Muhammed (Sav)’in Hicretten bir süre önce, Allah’ın emri ile Mescidi Haram’dan alınıp,
Mescidi Aksa’ya götürüldüğü, oradan semaları katederek Rabbine yöneltildiği, fevkalade
taltiflere ve manevi hediyelere mazhar olduğu gece olan Miraç Gecesini idrak
ederken, Miraç olayının öncesinde ve sonrasında Hz Peygamber’in ve ashabının
tevhid mücadelesi yolunda katlandıkları eziyet ve sıkıntıları hatırlamak, Rasulullah’ın
örnek hayatını gözden geçirerek, Mü’mine yakışan iman dolu bir ruhla
değerlendirmek gerekir.
Aklanma,
temiz ve suçsuz çıkmak için bir fırsat olan Berat Gecesinde bol bol tövbe ve
istiğfarlarla günahlardan temizlenebilmek, arınabilmek, gecenin manevi değerine
binâen, namaz , Kur’an tilaveti , zikir , tesbih ve istiğfarlarla geçirebilmek,
hayırlı iş ve eylemlere özel önem verip yönelebilmek büyük önem taşımaktadır.
Kur’an
Kerim’de ismen geçen, hakkında müstakil bir sure bulunan, Duhan suresinin
üçüncü ayetinde “Mübarek bir gece”
diye nitelendirilen, kutlu, bereketli ve hayrı bol “bin aydan hayırlı, meleklerin ve Ruh’ul Kudüs’ün indiği, tâ fecre kadar
esenlik dolu bir gece” olan, Kur’an’ın indirildiği Kadir Gecesinde Hz Muhammed
(Sav)’in ifadesiyle “Kim inanarak ve
sadece Allah rızası için Kadir gecesinde kalkarsa (o geceyi ihya
eder,değerlendirirse) geçmiş günahları bağışlanır”.(Buhari, İman 28,Savm 6) buyurduğu gibi, bu
geceyi ihya edebilmek zira “ondan mahrum
olanın çok şeyden mahrum olduğunu” (Müsned,II,
230,285) bilebilmek ve ona göre geceyi geçirebilmek gerekir.
Öz
ifadeyle Mü’min gecenin âbidi, gündüzün yiğidi olmaya talip olmalı, bu kutsal
gecelerini diriltemeyenlerin mânen ölü sayılacağı da bilinmelidir.
Hiç
şüphesiz üç aylar, geçmişin muhasebesini yapmanın, kendimizi öz denetime tâbi
tutmanın, yapıp-ettiklerimizi yeniden değerlendirmenin, geleceğe yönelik
planlar yapmanın, tedbirler almanın vaktidir. İbrahim Ethem’e “Dualarımız niçin
kabul edilmiyor?” denince O’nun verdiği cevabı kendimize soru yapıp sormalıyız:
Ey
Allah’ı tanıyorum ve seviyorum diyen insan!
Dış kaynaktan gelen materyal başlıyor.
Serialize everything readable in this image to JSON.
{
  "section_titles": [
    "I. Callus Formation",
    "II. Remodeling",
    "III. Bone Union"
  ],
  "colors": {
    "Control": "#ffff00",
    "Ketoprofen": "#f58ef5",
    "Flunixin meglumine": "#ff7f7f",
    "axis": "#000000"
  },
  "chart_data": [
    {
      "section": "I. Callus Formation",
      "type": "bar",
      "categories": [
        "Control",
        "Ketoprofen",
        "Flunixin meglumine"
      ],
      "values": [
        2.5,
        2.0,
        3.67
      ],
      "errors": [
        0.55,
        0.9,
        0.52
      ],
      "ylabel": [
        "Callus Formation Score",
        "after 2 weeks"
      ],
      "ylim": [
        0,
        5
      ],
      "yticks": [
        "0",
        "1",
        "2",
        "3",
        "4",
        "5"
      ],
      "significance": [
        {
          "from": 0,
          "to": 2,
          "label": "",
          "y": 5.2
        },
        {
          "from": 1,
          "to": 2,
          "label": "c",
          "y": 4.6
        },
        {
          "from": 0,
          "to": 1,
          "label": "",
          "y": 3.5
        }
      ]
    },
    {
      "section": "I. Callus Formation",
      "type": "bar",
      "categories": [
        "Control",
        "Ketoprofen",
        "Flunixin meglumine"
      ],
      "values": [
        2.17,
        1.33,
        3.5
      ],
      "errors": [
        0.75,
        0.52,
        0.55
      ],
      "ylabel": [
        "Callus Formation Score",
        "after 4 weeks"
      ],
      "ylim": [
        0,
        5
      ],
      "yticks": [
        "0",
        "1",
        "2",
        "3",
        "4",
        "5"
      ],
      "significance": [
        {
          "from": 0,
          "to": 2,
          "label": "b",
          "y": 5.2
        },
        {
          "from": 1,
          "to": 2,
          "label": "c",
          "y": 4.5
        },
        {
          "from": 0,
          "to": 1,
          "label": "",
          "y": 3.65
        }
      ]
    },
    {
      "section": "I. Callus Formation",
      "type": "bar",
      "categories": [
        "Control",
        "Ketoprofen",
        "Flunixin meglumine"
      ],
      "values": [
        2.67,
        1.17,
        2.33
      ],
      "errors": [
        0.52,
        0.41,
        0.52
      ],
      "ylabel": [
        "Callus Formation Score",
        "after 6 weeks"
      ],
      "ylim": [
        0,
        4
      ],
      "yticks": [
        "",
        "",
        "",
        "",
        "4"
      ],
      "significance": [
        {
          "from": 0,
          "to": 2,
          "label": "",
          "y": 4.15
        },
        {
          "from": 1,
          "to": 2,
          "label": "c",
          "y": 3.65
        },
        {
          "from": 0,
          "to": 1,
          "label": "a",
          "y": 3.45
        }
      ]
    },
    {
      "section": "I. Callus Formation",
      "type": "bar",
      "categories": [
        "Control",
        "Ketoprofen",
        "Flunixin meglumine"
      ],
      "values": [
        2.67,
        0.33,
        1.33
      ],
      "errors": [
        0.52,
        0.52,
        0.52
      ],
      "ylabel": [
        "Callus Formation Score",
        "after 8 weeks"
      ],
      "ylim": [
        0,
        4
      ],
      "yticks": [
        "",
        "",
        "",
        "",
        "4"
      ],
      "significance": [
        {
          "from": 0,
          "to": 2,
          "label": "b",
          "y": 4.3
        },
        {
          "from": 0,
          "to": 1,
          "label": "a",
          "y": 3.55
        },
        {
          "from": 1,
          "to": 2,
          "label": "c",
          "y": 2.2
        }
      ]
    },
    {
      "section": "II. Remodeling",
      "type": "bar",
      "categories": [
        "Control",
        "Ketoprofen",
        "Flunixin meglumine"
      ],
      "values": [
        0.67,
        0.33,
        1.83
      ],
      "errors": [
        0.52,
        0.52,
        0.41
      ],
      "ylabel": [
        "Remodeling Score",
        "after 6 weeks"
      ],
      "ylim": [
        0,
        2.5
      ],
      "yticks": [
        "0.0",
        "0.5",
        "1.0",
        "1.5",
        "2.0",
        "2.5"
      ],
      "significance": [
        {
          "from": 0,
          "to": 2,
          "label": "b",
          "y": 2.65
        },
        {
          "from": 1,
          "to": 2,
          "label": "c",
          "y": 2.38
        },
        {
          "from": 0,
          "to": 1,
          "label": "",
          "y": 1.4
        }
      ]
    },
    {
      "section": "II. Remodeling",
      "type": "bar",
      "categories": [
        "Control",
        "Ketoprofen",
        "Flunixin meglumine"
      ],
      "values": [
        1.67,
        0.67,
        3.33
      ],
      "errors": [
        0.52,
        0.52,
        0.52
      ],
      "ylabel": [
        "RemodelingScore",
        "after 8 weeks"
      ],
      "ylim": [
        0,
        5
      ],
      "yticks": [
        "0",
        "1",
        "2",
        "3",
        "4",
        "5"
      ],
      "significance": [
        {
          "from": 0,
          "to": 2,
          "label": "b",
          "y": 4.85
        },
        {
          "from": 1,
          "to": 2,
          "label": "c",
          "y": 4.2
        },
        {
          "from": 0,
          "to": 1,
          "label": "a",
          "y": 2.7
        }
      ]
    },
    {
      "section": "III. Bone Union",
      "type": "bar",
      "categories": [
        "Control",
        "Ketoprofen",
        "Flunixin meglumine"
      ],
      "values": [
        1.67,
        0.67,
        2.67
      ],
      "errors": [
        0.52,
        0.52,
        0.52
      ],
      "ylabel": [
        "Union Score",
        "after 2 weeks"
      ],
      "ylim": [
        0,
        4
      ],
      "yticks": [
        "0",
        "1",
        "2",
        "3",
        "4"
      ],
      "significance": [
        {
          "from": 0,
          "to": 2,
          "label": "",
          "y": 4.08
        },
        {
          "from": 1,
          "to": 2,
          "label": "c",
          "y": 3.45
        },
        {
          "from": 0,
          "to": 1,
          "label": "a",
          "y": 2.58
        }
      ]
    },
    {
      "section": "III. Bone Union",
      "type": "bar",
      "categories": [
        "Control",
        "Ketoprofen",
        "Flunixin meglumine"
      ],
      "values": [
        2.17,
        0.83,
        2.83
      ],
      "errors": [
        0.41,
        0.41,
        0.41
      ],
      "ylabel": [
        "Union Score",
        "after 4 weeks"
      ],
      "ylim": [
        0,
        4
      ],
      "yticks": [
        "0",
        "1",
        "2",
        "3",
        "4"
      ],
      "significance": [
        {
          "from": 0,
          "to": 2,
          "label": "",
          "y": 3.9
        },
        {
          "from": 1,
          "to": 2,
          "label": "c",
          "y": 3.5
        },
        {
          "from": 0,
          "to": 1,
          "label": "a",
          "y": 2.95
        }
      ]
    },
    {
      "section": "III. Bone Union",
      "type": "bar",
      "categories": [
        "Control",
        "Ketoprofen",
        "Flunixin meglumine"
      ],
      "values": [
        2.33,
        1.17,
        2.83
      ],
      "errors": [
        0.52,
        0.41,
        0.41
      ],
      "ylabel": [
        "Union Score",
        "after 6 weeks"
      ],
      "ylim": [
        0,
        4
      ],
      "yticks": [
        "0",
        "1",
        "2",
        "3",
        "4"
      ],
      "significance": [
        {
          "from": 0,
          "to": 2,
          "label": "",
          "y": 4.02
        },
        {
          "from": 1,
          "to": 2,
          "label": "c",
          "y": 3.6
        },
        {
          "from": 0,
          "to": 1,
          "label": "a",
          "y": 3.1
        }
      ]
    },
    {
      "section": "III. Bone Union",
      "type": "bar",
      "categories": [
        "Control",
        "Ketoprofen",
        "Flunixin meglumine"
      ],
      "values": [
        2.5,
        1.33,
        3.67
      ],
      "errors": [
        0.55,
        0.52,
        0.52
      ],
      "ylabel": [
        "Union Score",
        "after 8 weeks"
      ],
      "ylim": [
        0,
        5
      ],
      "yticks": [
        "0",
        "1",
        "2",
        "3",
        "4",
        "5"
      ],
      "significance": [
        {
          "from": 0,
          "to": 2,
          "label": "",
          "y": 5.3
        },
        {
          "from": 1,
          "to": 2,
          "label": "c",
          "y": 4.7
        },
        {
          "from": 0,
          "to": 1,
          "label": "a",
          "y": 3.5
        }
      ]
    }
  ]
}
Borçlu olduğun kulluk vazifeni yerine
getirebiliyor musun?
Kitabım
Kur’an’dır diyor okuyorsun. Acaba Kur’an’la amel edip emirlerini yerine getirip
yasaklarından kaçınıyor musun?
Peygamberi
sevdiğini söylüyorsun. O’nun sünnetini, ahlakını yaşıyor musun?
Şeytanın
düşman olduğunu biliyorsun. Fakat uygulamalarında onunla dostluk kurup ona tâbi
oluyor musun, olmuyor musun?
Cenneti
arzuladığını söylüyorsun. O’na layık olmak için hangi amelleri işliyorsun?
Cehennemden
korktuğunu söylüyorsun. Seni cehenneme götürecek günahlardan kaçınıyor musun?
Ölümün
hak olduğunu bildiğin halde onun için hazırlanıyor musun? Şuan ölüme hazır
mısın?
Başkalarının
ayıplarıyla uğraşırken kendi ayıp ve kusurlarını unutuyor musun?
Allah’ın
nimetlerini yediğin halde acaba şükrünü hakkıyla yerine getiriyor musun?
Ölülerinizi
defnediyorsun. Fakat onlardan gerekli ibreti alıyor musun? (Taftazani, Ramazan Efendi 316)
Tüm
bunları ve bunun yanında yaşamımıza anlam katan şeyleri kendimize sorup bir
durum değerlendirmesi yapmak, bu mübarek gecelerin, ayların şuuruna varmak
demektir. Çoğu zaman günah lekeleriyle kirlenen kalplerimizi, yeniden
cilalayabilmek, temizleyip arındırabilmek için bugünleri bir fırsat bilmek
gerekir.
Bu
mübarek gün ve gecelerde tövbe, dua, niyaz ve istiğfarlarımızla kendimizi
affettirmeye ve Allah’a yaklaşmaya çalışmalıyız. Kendimiz, ailemiz, memleketimiz
ve insanlık için ellerimizi açıp, huzur için huzura durup dualar etmeliyiz.
Bu
duygu ve düşüncelerle Regaib kandili ve üç ayların Yüce Rabbimizin istediği
manada ihya edilmesini, değerlendirilmesini ve bu mübarek ayların başta
şehrimiz, ülkemiz, gönül coğrafyamız ve İslam dünyası olmak üzere tüm insanlığa
huzur getirmesini Cenab-ı Mevla’dan niyaz ediyorum.